Sep 6, 2023 - Politics & Policy

Biden impeachment talk draws groans from GOP senators

Sen. Mitt Romney. Photo: Al Drago/Bloomberg via Getty Images.

Top Senate Republicans are far from enthusiastic about the House GOP's moves toward an impeachment inquiry into President Biden.

Why it matters: Some senators say the evidence is still too thin to merit such a drastic step, while others simply don't want to go through another trial after former President Trump's historic dual impeachments.

What they're saying: Asked if she believes there is enough evidence to impeach Biden, Sen. Shelley Moore Capito (R-W.Va.), a member of Senate GOP leadership, said bluntly: "I do not."

  • "We've got so many things we need to be focusing on," Capito said. "I don't see the glaring evidence that says we need to move forward. I didn't see it in the Trump case, and voted against it, I don't see it in this case."
  • Sen. Mitt Romney (R-Utah) told Axios: "I don't know that there have been any high crimes or misdemeanors alleged. If there are, that would be a matter to consider, but until something like that is alleged, I don't know what the purpose of that inquiry might be."
  • "If we start converting impeachments into no-confidence votes and we don't do the homework ... then I'm not going to take it seriously," said Sen. Thom Tillis (R-N.C.), another leadership member.

The intrigue: Even Sen. Tommy Tuberville (R-Ala.), a staunch conservative, said he is "not for going through another damn trial to be honest with you. [We] did that here with Trump."

  • Tuberville said he is "all for" the investigation but doesn't think there is enough time to get an impeachment trial done before the 2024 election, adding, "I'll do it, but like I told them when they went after Trump ... you better have an ironclad case."

State of play: House Speaker Kevin McCarthy (R-Calif.) spent the August recess signaling plans to move toward an impeachment inquiry as part of the House's investigation into the Biden family's finances.

  • McCarthy said last week the House would have to vote to trigger such an inquiry, setting up a potentially fraught decision for some of his most vulnerable members.
  • The Senate has habitually scoffed at the House's zeal for impeachment against Biden and his Cabinet officials. "Impeachment ought to be rare," Senate Minority Leader Mitch McConnell (R-Ky.) told the New York Times last month. "This is not good for the country."

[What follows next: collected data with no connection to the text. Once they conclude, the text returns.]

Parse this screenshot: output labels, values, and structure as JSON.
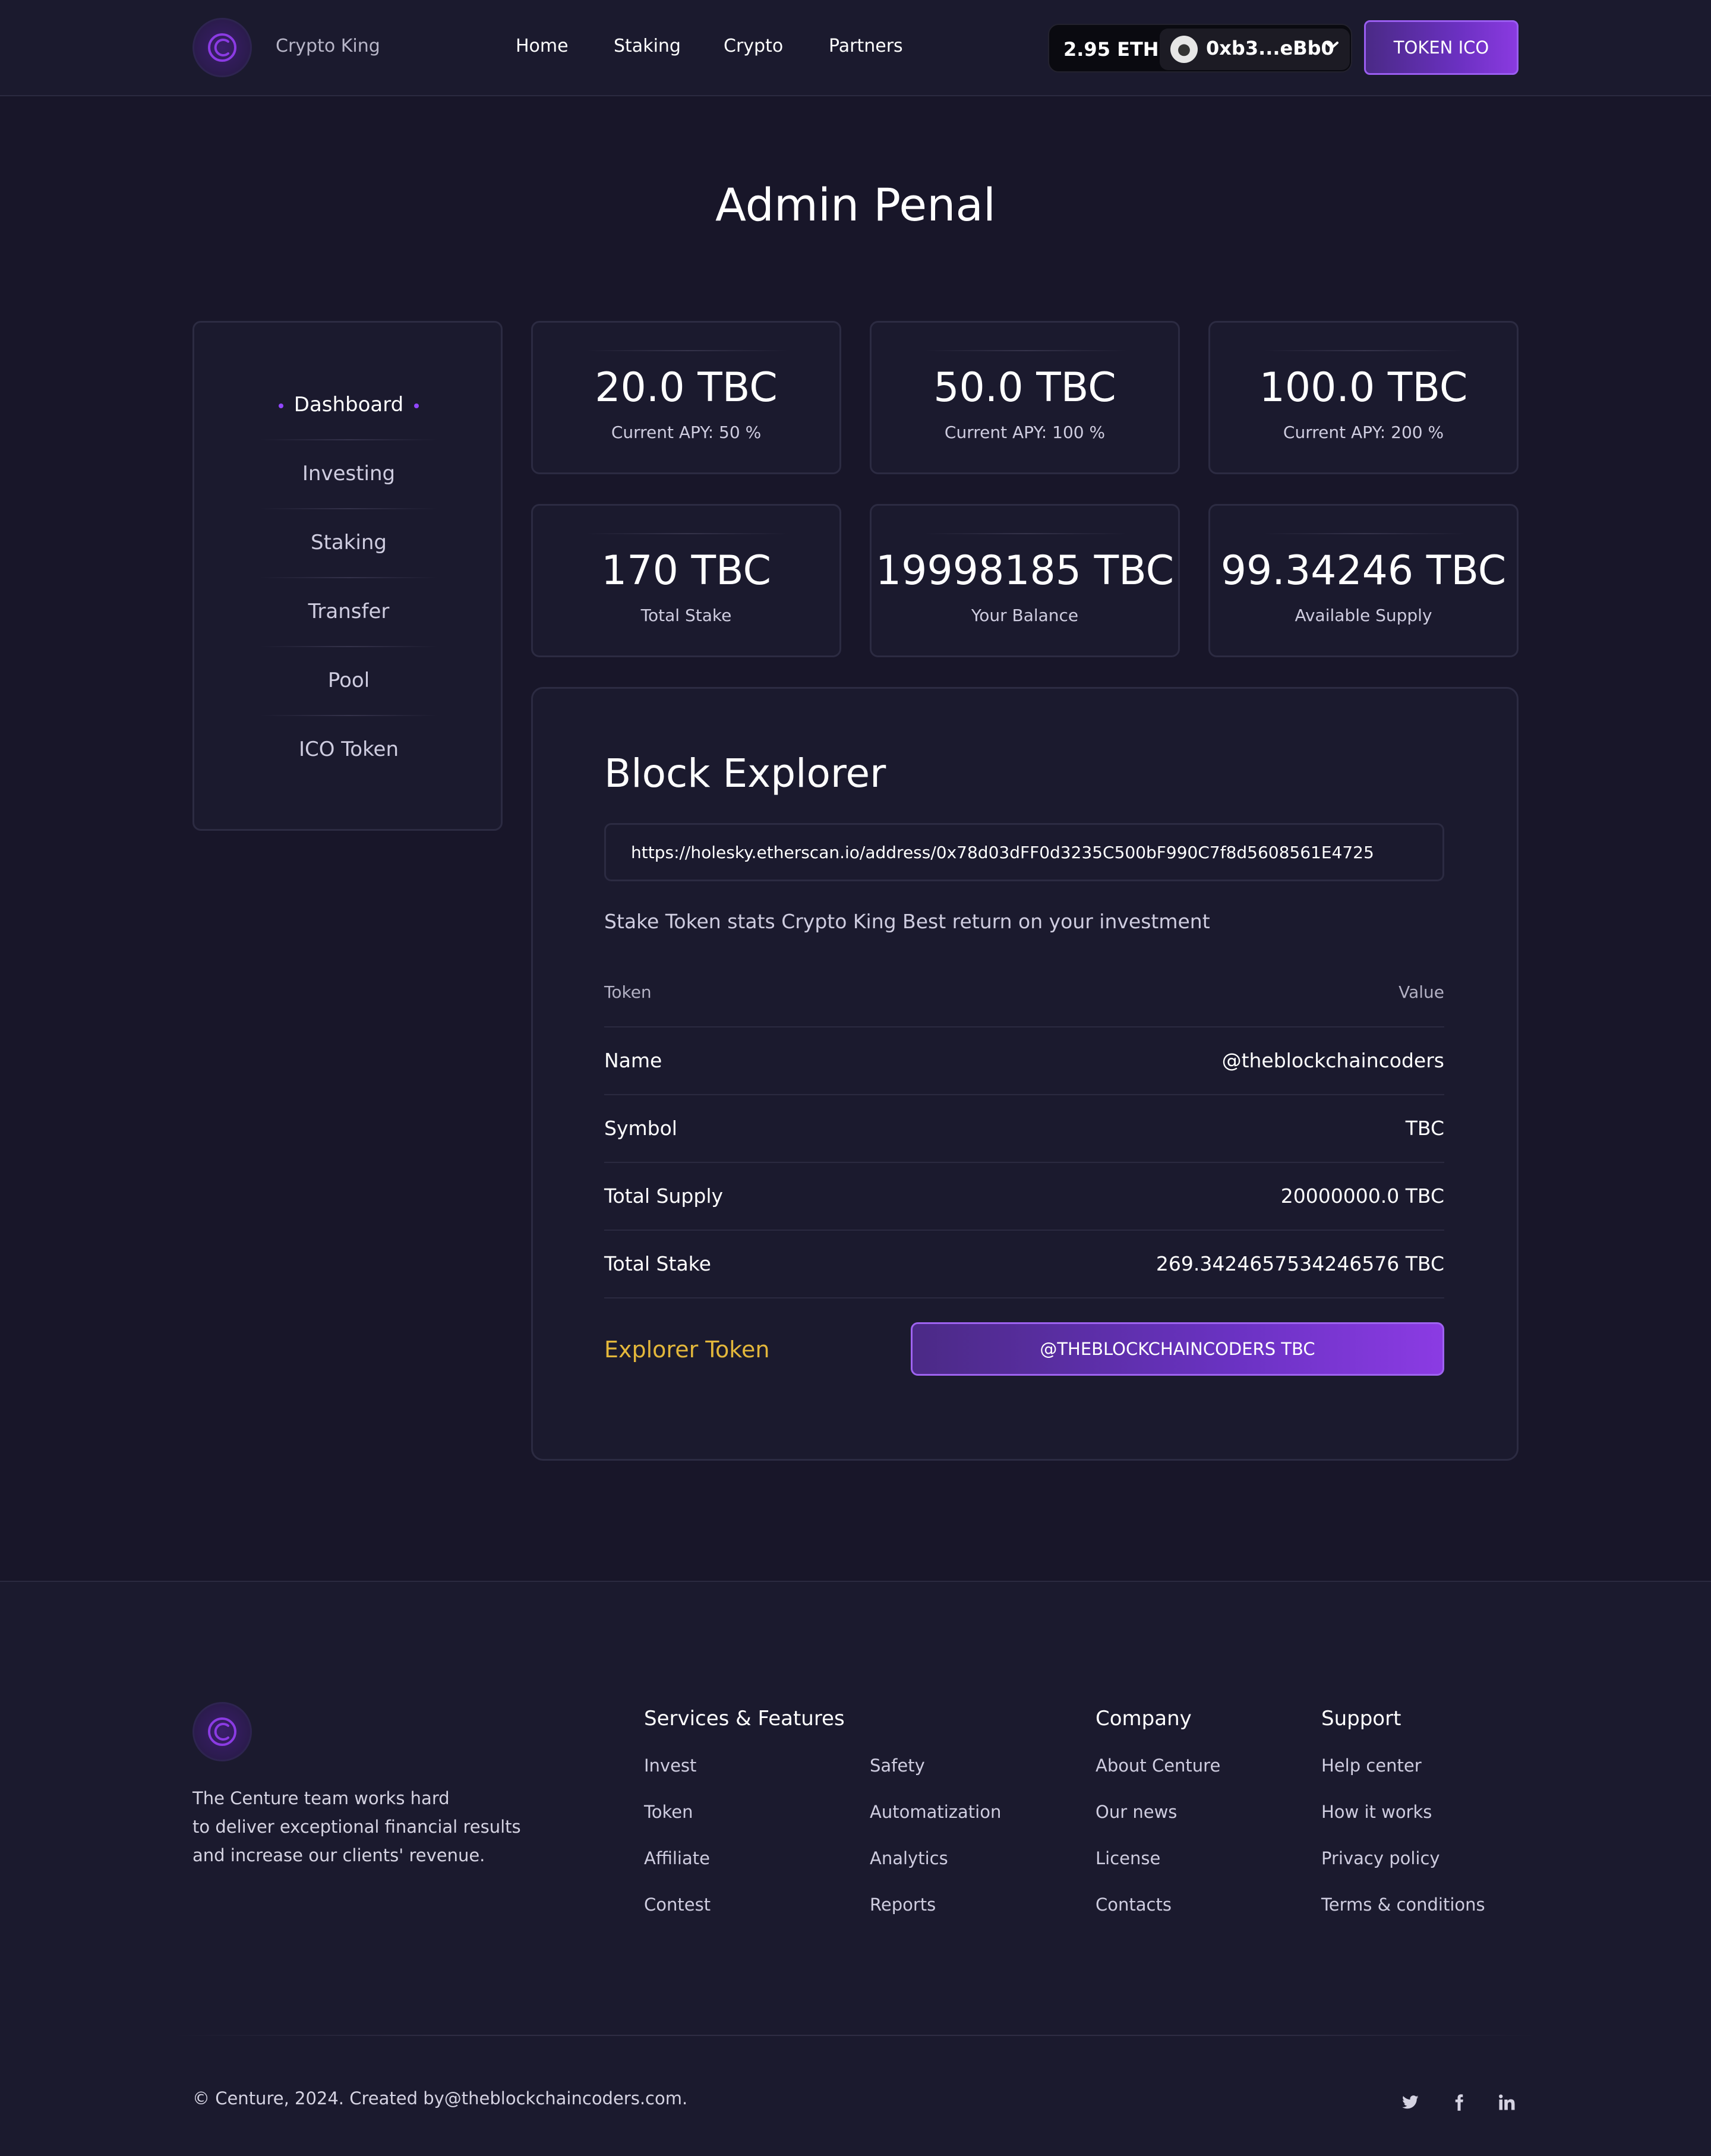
{
  "header": {
    "brand_name": "Crypto King",
    "nav": [
      "Home",
      "Staking",
      "Crypto",
      "Partners"
    ],
    "wallet_balance": "2.95 ETH",
    "wallet_address": "0xb3...eBb0",
    "ico_button": "TOKEN ICO"
  },
  "page_title": "Admin Penal",
  "sidebar": {
    "items": [
      "Dashboard",
      "Investing",
      "Staking",
      "Transfer",
      "Pool",
      "ICO Token"
    ],
    "active": "Dashboard"
  },
  "stats": [
    {
      "value": "20.0 TBC",
      "label": "Current APY: 50 %"
    },
    {
      "value": "50.0 TBC",
      "label": "Current APY: 100 %"
    },
    {
      "value": "100.0 TBC",
      "label": "Current APY: 200 %"
    },
    {
      "value": "170 TBC",
      "label": "Total Stake"
    },
    {
      "value": "19998185 TBC",
      "label": "Your Balance"
    },
    {
      "value": "99.34246 TBC",
      "label": "Available Supply"
    }
  ],
  "explorer": {
    "title": "Block Explorer",
    "url": "https://holesky.etherscan.io/address/0x78d03dFF0d3235C500bF990C7f8d5608561E4725",
    "description": "Stake Token stats Crypto King Best return on your investment",
    "table_header": {
      "left": "Token",
      "right": "Value"
    },
    "rows": [
      {
        "label": "Name",
        "value": "@theblockchaincoders"
      },
      {
        "label": "Symbol",
        "value": "TBC"
      },
      {
        "label": "Total Supply",
        "value": "20000000.0 TBC"
      },
      {
        "label": "Total Stake",
        "value": "269.3424657534246576 TBC"
      }
    ],
    "token_label": "Explorer Token",
    "token_button": "@THEBLOCKCHAINCODERS TBC"
  },
  "footer": {
    "about_lines": [
      "The Centure team works hard",
      "to deliver exceptional financial results",
      "and increase our clients' revenue."
    ],
    "services": {
      "heading": "Services & Features",
      "col1": [
        "Invest",
        "Token",
        "Affiliate",
        "Contest"
      ],
      "col2": [
        "Safety",
        "Automatization",
        "Analytics",
        "Reports"
      ]
    },
    "company": {
      "heading": "Company",
      "links": [
        "About Centure",
        "Our news",
        "License",
        "Contacts"
      ]
    },
    "support": {
      "heading": "Support",
      "links": [
        "Help center",
        "How it works",
        "Privacy policy",
        "Terms & conditions"
      ]
    },
    "copyright": "© Centure, 2024. Created by@theblockchaincoders.com.",
    "social_icons": [
      "twitter-icon",
      "facebook-icon",
      "linkedin-icon"
    ]
  },
  "colors": {
    "background": "#181629",
    "card": "#1b1a2e",
    "accent_purple": "#8b3be3",
    "explorer_token_label": "#e3b73b"
  }
}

Zoom out: Other senators brushed off questions about impeachment or suggested that other issues of policy should take priority in a Congress beset by looming crises.

  • "I will leave it up to the House," said Sen. Lindsey Graham (R-S.C.).
  • "I'm focused here on the Senate trying to get some appropriations bills done," said Sen. Jerry Moran (R-Kan.).
  • "I think the real issue before us right now is avoiding a government shutdown," said Sen. Mike Rounds (R-S.D.).

The other side: While some Republicans like Sen. Kevin Cramer (R-N.D.) cautioned the House to take a "meticulous" rather than hasty approach, not every GOP senator is so reluctant to hit the gas.

  • "Listen, if there's not enough evidence to stand up a committee to conduct the investigation, there never will be," said Sen. Josh Hawley (R-Mo.).
  • "I certainly think the evidence is there to start looking into it," said Sen. J.D. Vance (R-Ohio).

What we're watching: Democratic Senatorial Campaign Committee Chair Gary Peters (D-Mich.) said he thinks impeaching Biden will backfire on Republicans politically.

  • "There's nothing there. It's pure politics," he told Axios. "People want us to focus on issues that they care about."